Türkisch-kurdische Konflikte in Österreich

Kurden, Türken und Antidemokraten

von Katharina Egg / 20.08.2016

Polarisierungen in der Türkei wirken sich auch auf Konflikte auf österreichischem Boden aus. Wer von einem Kampf „Kurden gegen Türken“ spricht, macht es sich jedoch zu einfach. Politische Ideologien stehen bei den Auseinandersetzungen im Vordergrund.

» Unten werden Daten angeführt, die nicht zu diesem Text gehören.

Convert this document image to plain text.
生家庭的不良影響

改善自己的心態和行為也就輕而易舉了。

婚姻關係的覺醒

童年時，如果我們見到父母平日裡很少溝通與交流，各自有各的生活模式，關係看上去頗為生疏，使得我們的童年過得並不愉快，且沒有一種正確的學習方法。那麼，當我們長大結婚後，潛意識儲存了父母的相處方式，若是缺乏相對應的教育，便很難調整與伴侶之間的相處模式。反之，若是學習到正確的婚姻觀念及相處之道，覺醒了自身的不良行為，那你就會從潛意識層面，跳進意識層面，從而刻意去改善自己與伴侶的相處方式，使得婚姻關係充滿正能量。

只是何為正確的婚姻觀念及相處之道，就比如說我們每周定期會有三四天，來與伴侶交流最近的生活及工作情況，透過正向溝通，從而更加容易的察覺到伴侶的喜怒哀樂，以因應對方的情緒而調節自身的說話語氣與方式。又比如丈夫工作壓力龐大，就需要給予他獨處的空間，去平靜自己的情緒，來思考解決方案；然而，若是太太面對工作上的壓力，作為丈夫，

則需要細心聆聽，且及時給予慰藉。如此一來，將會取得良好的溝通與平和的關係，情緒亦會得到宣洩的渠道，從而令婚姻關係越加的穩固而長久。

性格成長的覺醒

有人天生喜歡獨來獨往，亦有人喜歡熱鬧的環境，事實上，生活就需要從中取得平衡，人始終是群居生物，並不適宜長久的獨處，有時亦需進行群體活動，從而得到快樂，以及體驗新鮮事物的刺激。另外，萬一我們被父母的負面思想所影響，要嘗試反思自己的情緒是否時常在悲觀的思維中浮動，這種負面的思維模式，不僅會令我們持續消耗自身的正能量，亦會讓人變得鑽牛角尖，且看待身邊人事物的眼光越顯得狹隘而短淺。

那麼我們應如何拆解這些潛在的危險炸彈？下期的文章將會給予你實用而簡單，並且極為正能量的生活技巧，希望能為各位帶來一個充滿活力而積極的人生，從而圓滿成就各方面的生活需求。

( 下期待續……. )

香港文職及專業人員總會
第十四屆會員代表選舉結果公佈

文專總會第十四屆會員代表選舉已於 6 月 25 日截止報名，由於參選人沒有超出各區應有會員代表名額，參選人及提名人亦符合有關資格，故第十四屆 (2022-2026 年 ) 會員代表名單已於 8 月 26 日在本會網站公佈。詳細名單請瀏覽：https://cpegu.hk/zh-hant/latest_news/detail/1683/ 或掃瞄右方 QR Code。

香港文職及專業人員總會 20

Kurdische Jugendliche verübten am Montag einen Brandanschlag auf ein türkisches Vereinslokal in Wels. Auch in Wien zeigen sich Konflikte zwischen Kurden und Türken immer wieder der Öffentlichkeit. Erst vergangenes Wochenende kam es bei der Schlusskundgebung einer kurdischen Demonstration am Wiener Stephansplatz zu Ausschreitungen mit türkischen Aktivisten. Beide Seiten setzten Pfefferspray ein, die Polizei musste die Gruppen trennen.

Die letzten Ereignisse verstärken, nach den Vorfällen bei der AKP-Demonstration auf der Mariahilferstraße, ein Gefühl des Stellvertreterkrieges auf österreichischem Boden: Kurden und Türken provozieren und attackieren sich mitten in Österreich. Diese Schlussfolgerung liefert die perfekte Vorlage für Schwarz-Weiß-Darstellungen, für einen Konflikt entlang der Ethnie – aber diese Analyse greift zu kurz. Die türkische Innenpolitik überträgt sich zwar auf Österreich, aber die Auseinandersetzungen sind vorrangig politisch und nicht unbedingt ethnisch bedingt.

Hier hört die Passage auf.